7. The basic format of the teen TV show is a thing with petty dramas, an obsession with documenting the small movement of social groupings, something that been absorbed directly into the DNA of today’s more respected TV shows, from Orange is the New Black to the very petty squabbling at work on Big Little Lies.

8. But what really interests me about adapting 13 Reasons Why into a series is that the premise, and the trailer seems to indicate the same, brings together the high school drama with the style of neo-noir mystery television, itself recently back in vogue in TV shows like Archer and True Detective. The aforementioned Riverdale does some of this also and Riverdale is great. More Riverdale!

“More Archie!” is something I never imagined myself saying.

9. A criticism is already mounting toward toward that premise, however; of turning a novel investigating suicide into what Marissa Martinelli, over on Slate, calls “more of a mystery thriller.” Other worry that its treatment of its subject matter will be dangerous. I disagree. If the realistic teen drama is going to be updated then it needs to embrace current conversations head on in order to have the same kind of moving impact that discussions of poverty and materialism had on The O.C. or abortion did on Degrassi: The Next Generation.

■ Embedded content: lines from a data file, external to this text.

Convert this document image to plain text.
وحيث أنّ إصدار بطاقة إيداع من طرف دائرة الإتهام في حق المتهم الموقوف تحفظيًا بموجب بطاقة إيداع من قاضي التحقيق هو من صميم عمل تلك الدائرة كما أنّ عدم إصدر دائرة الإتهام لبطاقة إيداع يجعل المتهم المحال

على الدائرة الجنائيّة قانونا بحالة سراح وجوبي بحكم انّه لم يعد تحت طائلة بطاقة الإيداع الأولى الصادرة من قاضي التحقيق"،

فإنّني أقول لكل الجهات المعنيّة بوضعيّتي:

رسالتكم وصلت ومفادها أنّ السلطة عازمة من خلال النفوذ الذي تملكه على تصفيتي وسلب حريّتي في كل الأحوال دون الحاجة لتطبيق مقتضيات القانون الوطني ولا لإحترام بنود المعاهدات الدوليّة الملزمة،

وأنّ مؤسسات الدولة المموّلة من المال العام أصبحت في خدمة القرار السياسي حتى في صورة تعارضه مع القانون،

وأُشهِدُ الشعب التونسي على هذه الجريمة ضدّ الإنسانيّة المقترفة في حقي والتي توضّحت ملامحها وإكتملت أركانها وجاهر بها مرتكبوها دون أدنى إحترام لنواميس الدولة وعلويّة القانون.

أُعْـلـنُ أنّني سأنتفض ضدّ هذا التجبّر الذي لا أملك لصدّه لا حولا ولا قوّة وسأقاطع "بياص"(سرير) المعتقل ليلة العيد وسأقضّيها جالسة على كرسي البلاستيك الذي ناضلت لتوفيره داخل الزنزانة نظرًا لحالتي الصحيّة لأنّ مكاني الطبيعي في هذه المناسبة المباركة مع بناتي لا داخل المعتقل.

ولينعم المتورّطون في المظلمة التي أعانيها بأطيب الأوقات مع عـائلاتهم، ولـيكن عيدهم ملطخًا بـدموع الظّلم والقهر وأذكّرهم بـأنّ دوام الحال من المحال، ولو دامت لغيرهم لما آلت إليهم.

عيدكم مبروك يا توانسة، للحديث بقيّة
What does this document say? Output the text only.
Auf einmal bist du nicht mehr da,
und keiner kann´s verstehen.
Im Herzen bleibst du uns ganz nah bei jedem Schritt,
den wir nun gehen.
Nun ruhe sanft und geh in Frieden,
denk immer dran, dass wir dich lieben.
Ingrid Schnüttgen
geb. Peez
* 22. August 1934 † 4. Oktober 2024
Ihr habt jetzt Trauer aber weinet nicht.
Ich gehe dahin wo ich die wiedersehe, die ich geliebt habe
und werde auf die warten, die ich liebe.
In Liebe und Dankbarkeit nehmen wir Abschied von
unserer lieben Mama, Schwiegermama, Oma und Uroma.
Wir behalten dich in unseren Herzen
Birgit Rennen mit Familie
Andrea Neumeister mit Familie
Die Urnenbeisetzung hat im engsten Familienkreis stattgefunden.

10. Itself a lineage that suggests that serialized storytelling is precisely the place where those discussions can happen without feeling pushed along or cheapened.

11. And, as anyone who has even formed a vague opinion on John Green knows, the marketplace for YA fiction has broadened considerably. Namely, beyond its titular young adults. Which is why streaming platforms, with their stratified but mostly generationally-driven audiences are perfect to find audiences that are much into “prestige” shows as they are into purely bingeable drama. The fact that streaming has flattened the very differences between those demarcations merely underlines the point.

12. Streaming platforms are also ideal for this because, inherently I would argue, teen drama is meant to be binged. Netflix’s recent revivals of Gilmore Girls (and planned re-revival) point toward this and, to be honest, the kind of story that 13 Reasons Why promises is really something that needs to be watched in one tear-jerked all-night sitting.

13. Ultimately, what has separated teen drama from being considered prestige drama is something connected to a reduced idea of who teenagers are, that their drama is over-the-top because it is less important, in some way, than murder-mysteries and more violent fantasies. Contemporary cable television attained its current golden prestige by adopting the motifs of respected movies of our time and driving them through the needs of its own serialized format. It’s high time teen drama did the same.